The region enclosed between the curves \(y = \sqrt x {{\text{e}}^x}\) and \(y = {\text{e}}\sqrt x \) is rotated through \(2\pi \) about the x-axis. Find the volume of the solid obtained.

\(\sqrt x {{\text{e}}^x} = {\text{e}}\sqrt x  \Rightarrow x = 0{\text{ or 1}}\)     (A1)

attempt to find \(\int {{y^2}{\text{d}}x} \)     M1

\({V_1} = \pi \int_0^1 {{{\text{e}}^2}x{\text{d}}x} \)

\( = \pi \left[ {\frac{1}{2}{{\text{e}}^2}{x^2}} \right]_0^1\)

\( = \frac{{\pi {{\text{e}}^2}}}{2}\)     A1

\({V_2} = \pi \int_0^1 {x{{\text{e}}^{2x}}{\text{d}}x} \)

\( = \pi \left( {\left[ {\frac{1}{2}x{{\text{e}}^{2x}}} \right]_0^1 - \int_0^1 {\frac{1}{2}{{\text{e}}^{2x}}{\text{d}}x} } \right)\)     M1A1

Note: Award M1 for attempt to integrate by parts.

\( = \frac{{\pi {{\text{e}}^2}}}{2} - \pi \left[ {\frac{1}{4}{{\text{e}}^{2x}}} \right]_0^1\)

finding difference of volumes     M1

volume\( = {V_1} - {V_2}\)

\( = \pi \left[ {\frac{1}{4}{{\text{e}}^{2x}}} \right]_0^1\)
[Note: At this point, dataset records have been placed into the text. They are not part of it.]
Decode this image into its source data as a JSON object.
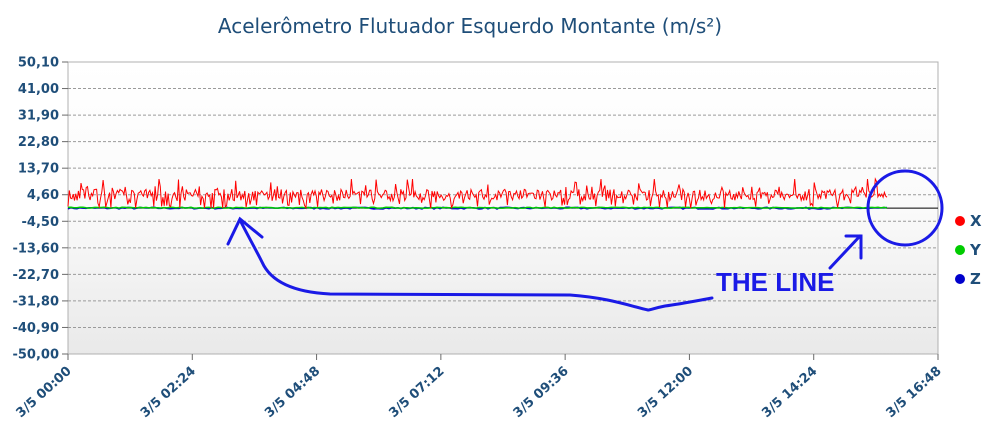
{
  "chart_data": {
    "type": "line",
    "title": "Acelerômetro Flutuador Esquerdo Montante (m/s²)",
    "xlabel": "",
    "ylabel": "",
    "y_ticks": [
      "50,10",
      "41,00",
      "31,90",
      "22,80",
      "13,70",
      "4,60",
      "-4,50",
      "-13,60",
      "-22,70",
      "-31,80",
      "-40,90",
      "-50,00"
    ],
    "y_tick_values": [
      50.1,
      41.0,
      31.9,
      22.8,
      13.7,
      4.6,
      -4.5,
      -13.6,
      -22.7,
      -31.8,
      -40.9,
      -50.0
    ],
    "ylim": [
      -50.0,
      50.1
    ],
    "x_ticks": [
      "3/5 00:00",
      "3/5 02:24",
      "3/5 04:48",
      "3/5 07:12",
      "3/5 09:36",
      "3/5 12:00",
      "3/5 14:24",
      "3/5 16:48"
    ],
    "xlim": [
      "3/5 00:00",
      "3/5 16:48"
    ],
    "data_end": "3/5 15:50",
    "grid": true,
    "legend_position": "right",
    "series": [
      {
        "name": "X",
        "color": "#ff0000",
        "y_range": [
          0.0,
          10.0
        ],
        "typical": 4.0
      },
      {
        "name": "Y",
        "color": "#00cc00",
        "y_range": [
          0.0,
          0.3
        ],
        "typical": 0.0
      },
      {
        "name": "Z",
        "color": "#0000cc",
        "y_range": [
          -0.3,
          0.3
        ],
        "typical": 0.0
      }
    ],
    "reference_line": {
      "value": 0.0,
      "color": "#000000"
    },
    "annotations": [
      {
        "text": "THE LINE",
        "color": "#1a1ae6"
      }
    ]
  }
}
\( = \frac{1}{4}\pi ({{\text{e}}^2} - 1)\)     A1

[7 marks]

While only a minority of candidates achieved full marks in this question, many candidates made good attempts. Quite a few candidates obtained the limits correctly and many realized a square was needed in the integral, though a number of them subtracted then squared rather than squaring and then subtracting. There was evidence that quite a few knew about integration by parts. One common mistake was to have \(2\pi \), rather than \(\pi \) in the integral.